Quig shook his head and sighed, watching his margarita melt. “That’d be too merciful.”
“They’re setting him up to fail,” I said. “They want someone to blame.”
“I told them from the start: Fast, Cheap, Good-you only get to pick two,” Quig said, and shook his head. “But these guys have MBAs, so they knew better.”
“So now we’re gonna work our asses off on something we know is gonna fail, and Quig’ll take the fall,” Rick said. He raised his drink. “To the New Economy.”
That got a few morbid laughs. We toasted with Rick-everyone but Quig. He just sat still, moping.
“Jeez.” Donna touched his shoulder. “You should just quit. Life’s too short for that crap. I’ll get you some Alamo Massacre Wings. You eat ’em, the pain’ll take your mind off things.”
Quig looked up at her and managed a smile. “Thanks, D. You’re a peach.”
Off she went, dodging a table of half-drunk biker-looking dudes a short way away. There was a lot of shouting, and one of the bikers tried to grab Donna’s ass, but she escaped and vanished toward the kitchen.
“Jackasses,” Gabby muttered, giving the drunks a dirty look.
“Donna’s right,” Ravi told Quig. “You should walk.”
“I can’t do that to you guys,” Quig replied. “They’ll ride you into the ground without me there.”
Rick finished his beer. “It’s happening anyway. It’s not like you’re protecting us from anything.”
“Jesus, Rick,” Gabby said.
“What?” he shot back. “It’s true. Or are we not staying for ‘Productivity Nights’ starting next Monday?”
“All right, enough,” I said. “We talk about work any more, I’m going to jam this fork in my eye. Who’s up for a game of Spot the Tchotchke?”
I’d come up with Spot the Tchotchke one day after realizing the stuff on the walls of Q.T. von Thunder-pants’s Publick Haus wasn’t always the same from one week to the next. Believe it or not, they add and remove things on a regular basis-I don’t know if they rotate it between restaurants, or buy new junk, or what. I suspect magic gnomes are involved, but that’s just a guess.
Anyway, in Spot the Tchotchke, you take turns trying to find stuff that wasn’t there last time you visited. Whoever finds the weirdest thing gets their meal paid for by the rest of the table.
“I’m in,” said Ravi, and pointed across the room. “New traffic sign over there. Armadillo Crossing, I think.”

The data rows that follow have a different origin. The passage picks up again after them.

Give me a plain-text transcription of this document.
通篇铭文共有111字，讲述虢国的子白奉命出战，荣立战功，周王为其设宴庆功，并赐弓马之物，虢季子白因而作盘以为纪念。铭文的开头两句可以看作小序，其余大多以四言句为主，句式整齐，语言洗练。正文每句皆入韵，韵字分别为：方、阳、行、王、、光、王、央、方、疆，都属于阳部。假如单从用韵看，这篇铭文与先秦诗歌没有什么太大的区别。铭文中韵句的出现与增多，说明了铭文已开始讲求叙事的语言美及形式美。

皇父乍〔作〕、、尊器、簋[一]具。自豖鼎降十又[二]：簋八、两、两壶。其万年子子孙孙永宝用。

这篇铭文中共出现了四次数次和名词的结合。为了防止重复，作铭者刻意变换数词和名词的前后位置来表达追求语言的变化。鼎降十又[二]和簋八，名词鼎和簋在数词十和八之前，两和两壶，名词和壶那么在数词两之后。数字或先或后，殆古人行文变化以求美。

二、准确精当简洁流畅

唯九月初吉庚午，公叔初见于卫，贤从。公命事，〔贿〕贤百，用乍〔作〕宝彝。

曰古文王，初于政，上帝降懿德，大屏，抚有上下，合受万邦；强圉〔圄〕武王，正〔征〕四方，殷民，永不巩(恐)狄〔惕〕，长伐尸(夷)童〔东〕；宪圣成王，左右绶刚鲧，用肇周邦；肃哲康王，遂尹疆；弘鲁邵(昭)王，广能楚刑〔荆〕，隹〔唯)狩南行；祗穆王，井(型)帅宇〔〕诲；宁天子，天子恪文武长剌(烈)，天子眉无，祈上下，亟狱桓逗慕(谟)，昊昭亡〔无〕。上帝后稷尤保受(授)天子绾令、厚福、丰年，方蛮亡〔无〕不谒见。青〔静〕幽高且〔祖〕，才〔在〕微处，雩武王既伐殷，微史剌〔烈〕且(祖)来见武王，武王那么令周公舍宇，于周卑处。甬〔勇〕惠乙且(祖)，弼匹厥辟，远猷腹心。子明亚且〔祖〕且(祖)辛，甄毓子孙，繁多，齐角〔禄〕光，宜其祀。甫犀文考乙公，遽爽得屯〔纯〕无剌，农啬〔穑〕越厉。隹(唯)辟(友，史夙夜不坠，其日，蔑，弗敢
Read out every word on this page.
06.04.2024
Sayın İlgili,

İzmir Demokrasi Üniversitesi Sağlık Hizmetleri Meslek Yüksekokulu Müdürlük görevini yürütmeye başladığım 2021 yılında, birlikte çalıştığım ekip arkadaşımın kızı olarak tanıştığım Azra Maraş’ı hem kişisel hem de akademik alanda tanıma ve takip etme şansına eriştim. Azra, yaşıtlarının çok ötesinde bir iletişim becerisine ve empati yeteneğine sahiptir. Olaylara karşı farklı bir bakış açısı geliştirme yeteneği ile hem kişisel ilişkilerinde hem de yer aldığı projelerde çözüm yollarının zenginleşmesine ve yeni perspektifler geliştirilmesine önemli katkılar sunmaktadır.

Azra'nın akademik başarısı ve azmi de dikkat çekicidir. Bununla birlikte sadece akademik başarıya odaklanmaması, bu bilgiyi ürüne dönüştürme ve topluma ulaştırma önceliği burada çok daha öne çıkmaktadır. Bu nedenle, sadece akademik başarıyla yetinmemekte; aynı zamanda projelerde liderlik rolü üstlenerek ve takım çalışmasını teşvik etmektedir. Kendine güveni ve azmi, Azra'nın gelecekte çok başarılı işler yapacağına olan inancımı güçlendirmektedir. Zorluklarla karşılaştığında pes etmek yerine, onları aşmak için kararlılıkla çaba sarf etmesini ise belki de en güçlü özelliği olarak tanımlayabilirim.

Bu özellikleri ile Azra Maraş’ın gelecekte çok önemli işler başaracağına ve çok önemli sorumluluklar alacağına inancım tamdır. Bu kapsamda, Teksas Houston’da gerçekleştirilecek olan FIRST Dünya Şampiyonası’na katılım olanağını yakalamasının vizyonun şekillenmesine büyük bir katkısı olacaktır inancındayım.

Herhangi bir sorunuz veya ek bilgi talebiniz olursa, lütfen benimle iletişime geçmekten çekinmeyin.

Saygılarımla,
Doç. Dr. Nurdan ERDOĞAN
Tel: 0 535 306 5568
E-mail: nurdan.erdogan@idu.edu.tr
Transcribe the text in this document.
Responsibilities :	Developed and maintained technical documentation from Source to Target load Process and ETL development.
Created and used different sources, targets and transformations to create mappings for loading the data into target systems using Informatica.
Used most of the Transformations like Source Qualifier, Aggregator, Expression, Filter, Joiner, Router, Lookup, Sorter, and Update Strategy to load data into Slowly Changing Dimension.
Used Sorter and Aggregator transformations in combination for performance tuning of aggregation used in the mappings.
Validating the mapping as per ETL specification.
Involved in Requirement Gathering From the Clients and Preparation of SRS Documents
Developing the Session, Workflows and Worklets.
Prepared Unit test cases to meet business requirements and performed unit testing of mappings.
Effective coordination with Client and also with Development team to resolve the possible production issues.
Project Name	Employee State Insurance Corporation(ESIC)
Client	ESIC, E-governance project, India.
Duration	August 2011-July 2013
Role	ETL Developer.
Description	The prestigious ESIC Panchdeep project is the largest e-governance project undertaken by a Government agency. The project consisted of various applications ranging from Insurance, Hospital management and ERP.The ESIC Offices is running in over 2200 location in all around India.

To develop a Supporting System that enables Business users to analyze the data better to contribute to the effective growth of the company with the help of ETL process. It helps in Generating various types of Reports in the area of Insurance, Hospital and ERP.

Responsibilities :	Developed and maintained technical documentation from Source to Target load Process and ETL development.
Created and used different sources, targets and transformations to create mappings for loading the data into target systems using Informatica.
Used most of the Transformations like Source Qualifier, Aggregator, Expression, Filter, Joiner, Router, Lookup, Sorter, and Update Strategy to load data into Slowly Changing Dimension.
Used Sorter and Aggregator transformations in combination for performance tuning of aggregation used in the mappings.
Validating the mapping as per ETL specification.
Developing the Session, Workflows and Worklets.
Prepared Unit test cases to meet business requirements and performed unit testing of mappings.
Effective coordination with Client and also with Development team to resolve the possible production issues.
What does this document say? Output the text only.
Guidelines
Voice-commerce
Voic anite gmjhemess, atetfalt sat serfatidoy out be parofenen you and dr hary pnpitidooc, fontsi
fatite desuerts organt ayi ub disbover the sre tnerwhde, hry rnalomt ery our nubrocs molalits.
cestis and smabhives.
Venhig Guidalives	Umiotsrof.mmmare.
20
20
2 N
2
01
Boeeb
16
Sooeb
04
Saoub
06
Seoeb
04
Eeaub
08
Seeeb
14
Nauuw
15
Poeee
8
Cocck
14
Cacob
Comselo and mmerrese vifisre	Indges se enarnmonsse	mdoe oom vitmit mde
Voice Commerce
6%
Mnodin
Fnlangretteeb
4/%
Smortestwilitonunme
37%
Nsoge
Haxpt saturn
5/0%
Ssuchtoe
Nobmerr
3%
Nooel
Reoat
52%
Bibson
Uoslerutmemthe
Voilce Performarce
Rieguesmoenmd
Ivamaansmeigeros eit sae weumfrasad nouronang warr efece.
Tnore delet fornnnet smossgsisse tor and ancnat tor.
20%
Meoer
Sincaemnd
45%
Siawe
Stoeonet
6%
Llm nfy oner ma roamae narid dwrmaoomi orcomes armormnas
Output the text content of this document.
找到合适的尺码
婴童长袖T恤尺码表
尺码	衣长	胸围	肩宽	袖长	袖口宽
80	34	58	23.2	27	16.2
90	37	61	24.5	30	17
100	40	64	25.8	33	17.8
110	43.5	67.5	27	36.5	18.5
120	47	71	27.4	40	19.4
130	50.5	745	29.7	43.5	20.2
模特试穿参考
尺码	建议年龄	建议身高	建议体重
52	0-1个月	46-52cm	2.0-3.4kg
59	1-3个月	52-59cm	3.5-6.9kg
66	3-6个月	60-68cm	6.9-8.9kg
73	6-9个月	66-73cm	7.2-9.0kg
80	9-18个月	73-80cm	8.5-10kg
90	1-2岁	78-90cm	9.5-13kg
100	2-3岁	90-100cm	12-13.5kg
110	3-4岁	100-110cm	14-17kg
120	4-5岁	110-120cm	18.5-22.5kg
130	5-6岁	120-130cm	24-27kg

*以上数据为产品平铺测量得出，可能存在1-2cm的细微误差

“That’s an aardvark,” Gabby said, squinting.
“Even better. Beat it.”
“Easy,” she said. “There, behind that flock of teenagers. That’s an old medieval instrument called a serpent.”
I looked. The teens were busy throwing food at each other and generally acting like idiots. Hanging nearby, smeared with ketchup, was a wavy thing that looked like a clarinet that had been in an accident.
“Advantage: Gabby,” I said. “Obscure musical instrument beats road sign.”
“Does not!” Ravi protested.
“It’s in the rulebook.” There was no book, of course, but as the game’s creator, I made the call. “Anyone else?”
“Got you all beat,” said Rick. “Look up.”
I did, and flinched. Poised above me, like I was Damocles or something, was a huge pair of old, rusty blades. I mean, the suckers were big. “What the hell?” I asked.
“Gelding shears,” Rick said. “They used to use ’em on horses.”
There was a moment’s silence. I shuddered.
“… annnnnd I’m vegetarian tonight,” said Ravi.
Everyone accepted that Rick had taken the lead. “I’m not even going to try to top that,” I said. We turned to Quig, who was still poking at his half-thawed margarita. “How about you, boss? Can you beat the Amazing De-stallionizers?”
“Hmmm?” he asked.
“Come on, Quig,” said Gabby, shaking his arm. “We’re trying to cheer you up. Can you see anything stranger than those godawful things?”